Akademik-entellektüel mücadeleler ile hükümet açısından daha ılımlı bir yaklaşım arasındaki karşılıklı etkileşim, Türkiye’nin iç ortamını büyük ölçüde liberalleştirdi; en azından sivil toplum düzeyinde, Ermeni sorunu tartışmalarının yirmi yıl önce hayal dahi edilemiyecek düzeyde normalleşmesini sağladı. Siyaset sahnesinde, 2014’ün başbakanı Erdoğan ile 2015’in başbakanı Davutoğlu’nun, 1915’te hayatlarını kaybeden Ermenilerin ahfadına seslenen peşpeşe iki benzersiz taziye mesajı yayınlaması gibi, geçmişte hiç rastlanmayan adımları beraberinde getirdi. Gerek bu metinler aracılığıyla, gerekse başka vesilelerle, hükümet 1915’teki Tehcir kararı ve uygulamasının kendi içinde, başlı başınahukuk dışı, kriminal bir eylem olduğunu da tanımış ve kabul etmiş oldu.
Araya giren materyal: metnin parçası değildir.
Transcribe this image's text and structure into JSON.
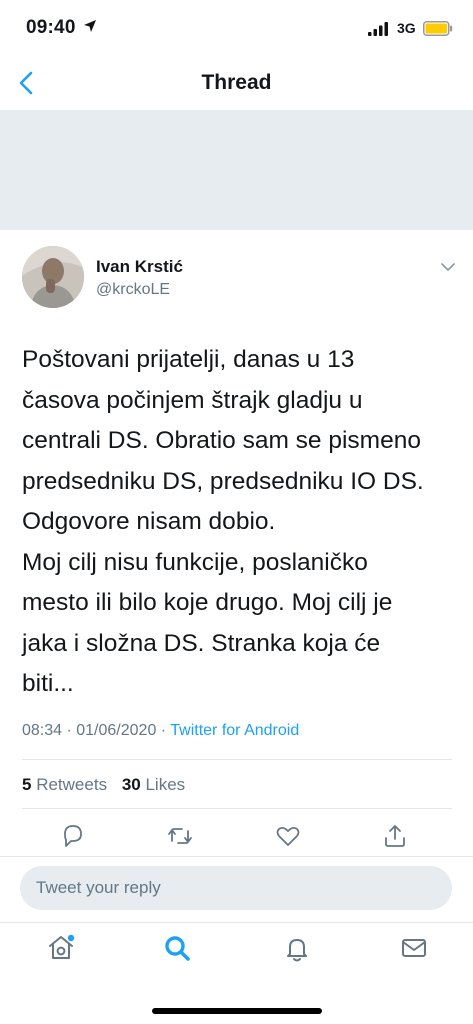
{
  "status_bar": {
    "time": "09:40",
    "network": "3G",
    "battery_color": "#ffcc00"
  },
  "nav": {
    "back_icon": "chevron-left-icon",
    "title": "Thread"
  },
  "tweet": {
    "author_name": "Ivan Krstić",
    "author_handle": "@krckoLE",
    "text_lines": [
      "Poštovani prijatelji, danas u 13",
      "časova počinjem štrajk gladju u",
      "centrali DS. Obratio sam se pismeno",
      "predsedniku DS, predsedniku IO DS.",
      "Odgovore nisam dobio.",
      "Moj cilj nisu funkcije, poslaničko",
      "mesto ili bilo koje drugo. Moj cilj je",
      "jaka i složna DS. Stranka koja će",
      "biti..."
    ],
    "timestamp": "08:34 · 01/06/2020 · ",
    "source": "Twitter for Android",
    "retweets_count": "5",
    "retweets_label": "Retweets",
    "likes_count": "30",
    "likes_label": "Likes"
  },
  "actions": [
    "reply-icon",
    "retweet-icon",
    "like-icon",
    "share-icon"
  ],
  "reply": {
    "placeholder": "Tweet your reply"
  },
  "tab_bar": [
    "home-icon",
    "search-icon",
    "notifications-icon",
    "messages-icon"
  ],
  "colors": {
    "accent": "#1da1f2",
    "secondary_text": "#657786",
    "banner": "#e6ecf0"
  }
}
Dolayısıyla bütün bunları kestirmeden “geçmişi gözden geçirmeyi (ya da geçmişle yüzleşmeyi) reddetmek” şeklinde özetlemenin yanlış olacağı kanısındayım. Bununla birlikte, hükümetin bir yere gelip durduğu ve soykırım sözcüğünü ağzına almadığı da doğru kuşkusuz. Başka bir deyişle, resmiyet kertesinde dahi geçmişi gözden geçirme ve geçmişle yüzleşme açısından önemli gelişmeler oldu; ancak bu, Ermenistan’ın, Ermeni diasporasının ya da dış dünyanın belki büyük bölümünün talep ettiği gibi “hemen şimdi” bir “soykırım tanıması” şeklini almıyor. Benim kişisel tahminim, bunun artık bir tarih sorunu değil bir diplomasi sorunu olabileceği yönünde. Belki cevabı, aşağıdaki 4-5-6 numaralı sorularınızla ilgili. Bir ihtimal, Türkiye hükümetinin “evet, soykırımdı” demesi halinde neler olacağını bilememesi. Ermenistan ne yapacak, ya da ne talep edecek? Tazminat ya da hattâ toprak isteyebilir mi? Radikal Ermeni milliyetçisi Daşnaklar hep bunu söyleyegeldi; İngilizcelerindeki üç R karşılığı üç T biçiminde Türkçeleştirebiliriz: Tanıma, Tazminat, Toprak. Bunlardan hele sonuncusu, dün, bugün veya yarın herhangi bir Türkiye hükümetinin asla veremiyeceği bir taviz. Dolayısıyla başka herhangi bir adım atmadan önce, Ermenistan’ın kendi elini açmasını istiyor olabilirler. Tersten söyleyecek olursak, Ermenistan elini sımsıkı kapatıp sakladığı sürece, soykırımı soykırım olarak tanımak daha çok bekleyebilir. Hemen belirteyim ki burada Türkiye’nin izlediği siyaseti ne “ikinci kanal”dan desteklemek gibi bir amacım var, ne de aynı yolla eleştirmek gibi. Mümkün olduğu kadar nötr ve olgusal kalmaya çalışıyorum. Şu son yorumlarım, hangi bilgi zeminine yaslanırsa yaslansın tek bir gözlemcinin tahminleri olmaktan başka bir anlam taşımıyor.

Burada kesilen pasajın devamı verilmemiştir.